Generalization captures the common or shared aspects of abstractions. It is not unusual to find such generalizations in everyday experience - for example, the statement "all computer workstations have a monitor" expresses a generalization about computer workstations, and identifies a common attribute among the various abstractions for a computer workstation. Similarly, the statement "all telephones can make connections through the telephone switching system" expresses a similarity in behavior: all abstractions of telephones will possess a behavior that allows them to make connections.

When a group of abstractions in an application domain share similar features, the classes representing these abstractions may also be similar. This is natural because a class is intended to reflect the attributes and behavior of a class. Thus, similarities in the abstractions will result in similarities among the classes representing them. However, nothing that has been seen so far allows a group of classes to express any similarites that they might share.

Inheritance expresses sharing among classes. Classes may share a common implementation (code and/or data), a common interface, or both. When inheritance is used to create interface sharing, each class sharing the common interface must implement the methods described in the shared interface, although these classes may have other methods in addition to those in the shared interface. The classes sharing a common interface can, and usually do, implement differently the methods in the shared interface. When inheritance is used to create implementation sharing, each of the sharing classes builds on the shared implementation to define its own operations.

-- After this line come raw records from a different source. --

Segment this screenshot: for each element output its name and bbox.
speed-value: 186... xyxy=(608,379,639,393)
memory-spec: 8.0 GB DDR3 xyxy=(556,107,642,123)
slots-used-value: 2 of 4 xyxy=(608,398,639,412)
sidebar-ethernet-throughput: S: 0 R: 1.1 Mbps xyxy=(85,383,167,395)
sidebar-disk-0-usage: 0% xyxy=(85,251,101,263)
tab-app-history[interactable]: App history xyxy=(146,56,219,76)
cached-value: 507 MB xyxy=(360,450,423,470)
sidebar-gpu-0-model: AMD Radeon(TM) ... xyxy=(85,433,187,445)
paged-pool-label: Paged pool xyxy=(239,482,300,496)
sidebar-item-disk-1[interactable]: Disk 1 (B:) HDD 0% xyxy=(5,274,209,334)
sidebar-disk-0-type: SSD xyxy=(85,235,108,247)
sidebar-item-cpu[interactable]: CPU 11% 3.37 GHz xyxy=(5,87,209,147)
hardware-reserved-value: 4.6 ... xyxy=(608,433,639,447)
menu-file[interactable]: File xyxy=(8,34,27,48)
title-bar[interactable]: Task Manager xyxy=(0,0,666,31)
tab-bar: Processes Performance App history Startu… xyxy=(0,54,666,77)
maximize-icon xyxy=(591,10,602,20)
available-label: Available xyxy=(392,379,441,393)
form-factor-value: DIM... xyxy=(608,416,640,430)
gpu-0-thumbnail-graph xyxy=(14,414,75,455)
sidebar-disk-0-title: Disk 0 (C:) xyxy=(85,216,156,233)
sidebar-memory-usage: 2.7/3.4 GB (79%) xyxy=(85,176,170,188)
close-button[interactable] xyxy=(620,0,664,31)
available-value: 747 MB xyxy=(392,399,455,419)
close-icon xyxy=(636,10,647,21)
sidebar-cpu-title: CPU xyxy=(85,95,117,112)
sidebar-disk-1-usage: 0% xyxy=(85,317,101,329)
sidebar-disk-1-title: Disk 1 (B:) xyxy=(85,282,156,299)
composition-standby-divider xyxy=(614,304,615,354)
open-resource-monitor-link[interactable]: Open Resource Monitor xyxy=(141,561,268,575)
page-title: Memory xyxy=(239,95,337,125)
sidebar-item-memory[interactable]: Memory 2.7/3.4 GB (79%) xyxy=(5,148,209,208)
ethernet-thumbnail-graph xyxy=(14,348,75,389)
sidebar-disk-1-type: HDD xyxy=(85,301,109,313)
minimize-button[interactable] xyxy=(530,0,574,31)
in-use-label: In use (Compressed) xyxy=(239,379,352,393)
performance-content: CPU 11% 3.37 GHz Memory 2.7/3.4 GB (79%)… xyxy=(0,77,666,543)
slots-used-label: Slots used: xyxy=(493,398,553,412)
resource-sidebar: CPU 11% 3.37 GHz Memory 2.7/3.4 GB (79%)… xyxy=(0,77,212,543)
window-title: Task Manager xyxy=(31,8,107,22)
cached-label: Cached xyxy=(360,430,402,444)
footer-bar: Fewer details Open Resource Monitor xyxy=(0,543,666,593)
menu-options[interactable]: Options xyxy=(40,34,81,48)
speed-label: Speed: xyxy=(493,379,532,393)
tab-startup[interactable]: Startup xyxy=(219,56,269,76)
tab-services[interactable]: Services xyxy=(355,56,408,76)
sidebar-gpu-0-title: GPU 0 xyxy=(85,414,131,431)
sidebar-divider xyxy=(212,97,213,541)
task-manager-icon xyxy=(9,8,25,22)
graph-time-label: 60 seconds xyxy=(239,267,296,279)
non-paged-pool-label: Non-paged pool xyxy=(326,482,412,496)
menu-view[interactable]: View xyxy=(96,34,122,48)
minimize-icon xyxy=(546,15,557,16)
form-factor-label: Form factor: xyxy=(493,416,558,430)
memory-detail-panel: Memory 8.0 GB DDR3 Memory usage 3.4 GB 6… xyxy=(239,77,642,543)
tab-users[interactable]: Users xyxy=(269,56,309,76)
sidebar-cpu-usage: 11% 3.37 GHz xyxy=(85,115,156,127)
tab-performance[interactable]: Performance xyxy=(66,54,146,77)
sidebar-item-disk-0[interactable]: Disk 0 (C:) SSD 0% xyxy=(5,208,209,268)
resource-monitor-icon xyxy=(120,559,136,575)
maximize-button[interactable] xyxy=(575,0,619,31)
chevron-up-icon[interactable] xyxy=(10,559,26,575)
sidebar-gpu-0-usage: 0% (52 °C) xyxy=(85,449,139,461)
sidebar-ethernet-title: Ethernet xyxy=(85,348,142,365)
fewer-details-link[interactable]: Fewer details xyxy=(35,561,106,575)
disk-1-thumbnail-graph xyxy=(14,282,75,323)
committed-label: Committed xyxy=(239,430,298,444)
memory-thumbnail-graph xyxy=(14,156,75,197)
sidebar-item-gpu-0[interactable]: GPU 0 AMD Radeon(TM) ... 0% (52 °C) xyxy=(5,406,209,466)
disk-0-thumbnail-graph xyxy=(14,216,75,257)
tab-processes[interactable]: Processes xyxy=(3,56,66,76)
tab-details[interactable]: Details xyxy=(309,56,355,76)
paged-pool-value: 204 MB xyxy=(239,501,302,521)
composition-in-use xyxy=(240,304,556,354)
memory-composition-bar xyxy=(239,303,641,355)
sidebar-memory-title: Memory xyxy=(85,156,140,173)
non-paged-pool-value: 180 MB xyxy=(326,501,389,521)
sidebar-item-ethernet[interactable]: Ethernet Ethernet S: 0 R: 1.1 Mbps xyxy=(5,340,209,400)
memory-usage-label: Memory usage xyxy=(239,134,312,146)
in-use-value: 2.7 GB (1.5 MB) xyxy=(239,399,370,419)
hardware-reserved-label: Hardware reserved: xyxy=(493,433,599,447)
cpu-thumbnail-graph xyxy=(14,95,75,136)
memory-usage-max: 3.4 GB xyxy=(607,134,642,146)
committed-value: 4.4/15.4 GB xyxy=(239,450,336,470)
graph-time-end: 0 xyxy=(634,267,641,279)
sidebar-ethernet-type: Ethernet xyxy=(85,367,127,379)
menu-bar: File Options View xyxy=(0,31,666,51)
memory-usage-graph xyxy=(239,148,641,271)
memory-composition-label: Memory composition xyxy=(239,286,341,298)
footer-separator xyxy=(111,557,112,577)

Inheritance extends the class concept to distinguish between a base class which defines the shared interface and implementation, and a derived class that inherits the shared elements from the base class. Equivalent terminology used in other object-oriented languages is superclass and subclass to refer to base and derived classes, respectively.

Inheritance is the most critical aspect of object oriented programming because it has implications in several important dimensions. Three of these dimensions are:

• programming: expressing the similarities among a related set of classes in a single base class makes unnecessary the repetition of code in each of the derived classes. Not only does this create an immediate savings for the classes at hand, but it also establishes a foundation on which future derived classes can be built more efficiently.
  
  
• design: in the largest sense, software design is a form of knowledge engineering, because it attempts to represent in software a model of the real world. A good designer does more than organize software structures; he or she tries to reflect in the software the existence and organization of abstractions in the problem domain. Thus, if there are similarities among the abstractions, there should be a corresponding way to represent these similarities in the software. The more direct and explicit the software can be in representing these similarities, the better a model it will be of the application domain.
  
  
• software engineering: software has a long lifetime and undergoes many changes and extensions during its existence. Therefore, important qualities of software are the degrees to which it is flexible - can be modified to add new features, and extensible - can accomodate the creation of new elements not originally anticipated.

Learning how to exploit the power of inheritance is the hallmark of a successful object-oriented programmer.